Govind Agrawal, the Dr. James C. Wyant Professor of Optics at the University of Rochester, has spent his career in industry and academia researching and developing fiber optic technology. His textbooks on fiber-optic communications systems and nonlinear fiber optics are definitive texts used in universities across the world, helping to train generations of scientists and telecommunication engineers. He explains how fiber-optic cables work, how they are made, and what the future holds for the technology.

How does fiber optics work?
Data travels through optical fibers as extremely short pulses of light.
“If you’re watching a Netflix movie, for example, it’s brought to you simply through blinking light,” Agrawal explains.

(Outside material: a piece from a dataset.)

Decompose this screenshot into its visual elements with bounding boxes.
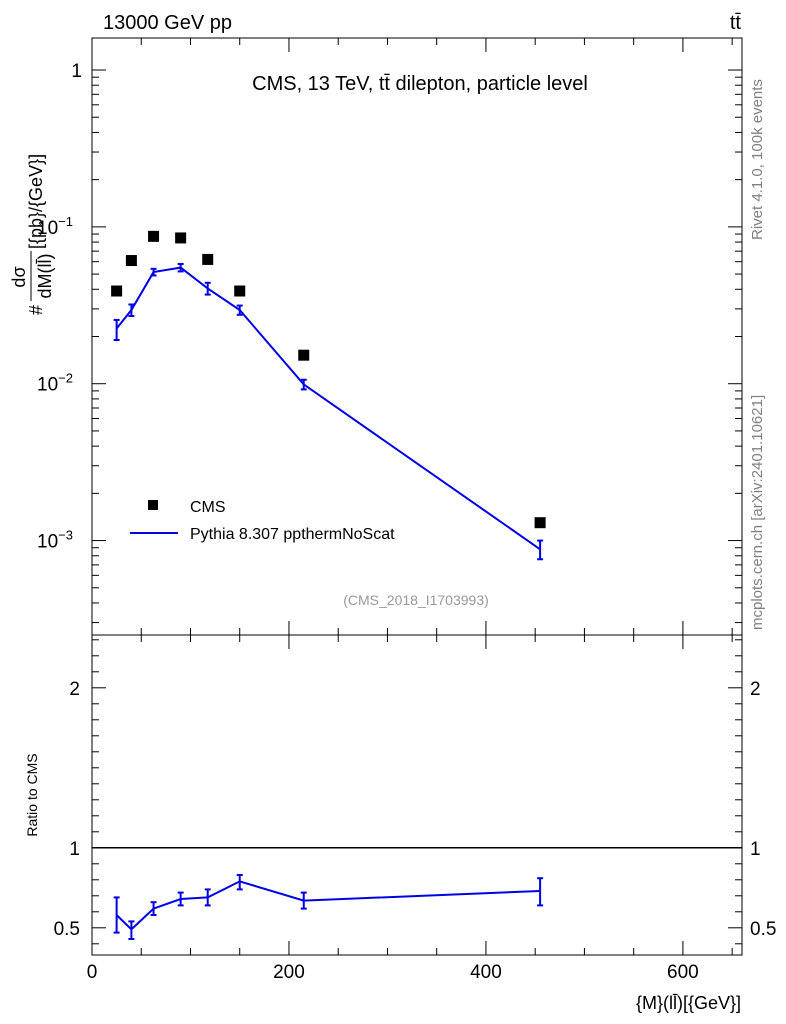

Each element of the movie is converted into a set of coded electrical pulses, digitized, and converted into what we call bits—zeroes and ones. A device called a modulator transfers the electrical signal to a laser that turns on and off with each pulse, transmitting information through the optical fiber like Morse Code.
“Once the laser light enters the fiber, it never leaves it,” says Agrawal. “No matter how much you twist and turn the cable, your signal will come out the other end intact.”
Unlike the copper wires used in traditional electronics, fiber-optic cables send information at the speed of light, providing the bandwidth and data speeds needed to transmit rich content like 4K movies. Once the light pulses reach the other end of the fiber, the process is reversed, and the signal is converted back into electrical pulses.
How are fiber-optic cables made?
The process of manufacturing fiber-optic cables begins by making individual optical fibers from specially composed glass tubes that are about three feet long and less than half an inch thick. The tubes are rigid like most forms of glass but gain the necessary flexibility when stretched to about a hundredth of an inch.
“You put that glass tube in a furnace in a three-story tall building, and let it melt, and when the gravity pulls it down, the fiber becomes thinner and thinner,” says Agrawal. “In the end at some point, it’s thin enough that you can let it wind around a drum.”
Fiber-optic cables are made by taking an individual fiber or bundle of fibers and adding coating and protective layers. Fiber-optic cables like the ones stretched across oceans may have 10 to 20 individual optical fibers in their core to allow more paths for sending and receiving data.

How are fiber-optic cables stretched across continents?
For each fiber-optic cable connection that links continents, massive spools of fiber-optic cables are loaded onto two cargo ships. The ships deploy from opposite shores, laying the cables on the ocean floor until they meet in the middle of the ocean and make the final connection.
“It takes months of preparation and a huge amount of money,” says Agrawal. “These cables cost billions of dollars by the time they are done, so they are owned by mostly big companies like Google, Meta, Microsoft, and Amazon.”
The first transcontinental fiber optic cable was laid across the Atlantic Ocean in 1988, explains Agrawal, and today there are nearly 600 cable systems beneath oceans that are active or under construction. He says these submerged fiber-optic cables are expected to have a lifespan of at least 25 years each, although costly repairs are occasionally needed.
What does the future of fiber optics look like?
“The future looks quite bright,” says Agrawal. “Since we have all the infrastructure based on fiber optics, it will likely remain our main tool of communicating, sending and transmitting data for the next 30 to 40 years. All we need to do is keep improving the capacity, either by sending more signals, more data per second, or by putting more fibers everywhere.”
He notes the promise of recent technical advancements such as space division multiplexing, which creates more channels within the same fiber to transmit data.
Agrawal says researchers at Rochester’s Institute of Optics continue to pioneer not just advancements in fiber optics but also in fields like nonlinear optics and nanophotonics that might be used for telecommunications as well. One example is a research team using fiber-optic telecommunications lines to develop an experimental quantum network connecting the University of Rochester to Rochester Institute of Technology.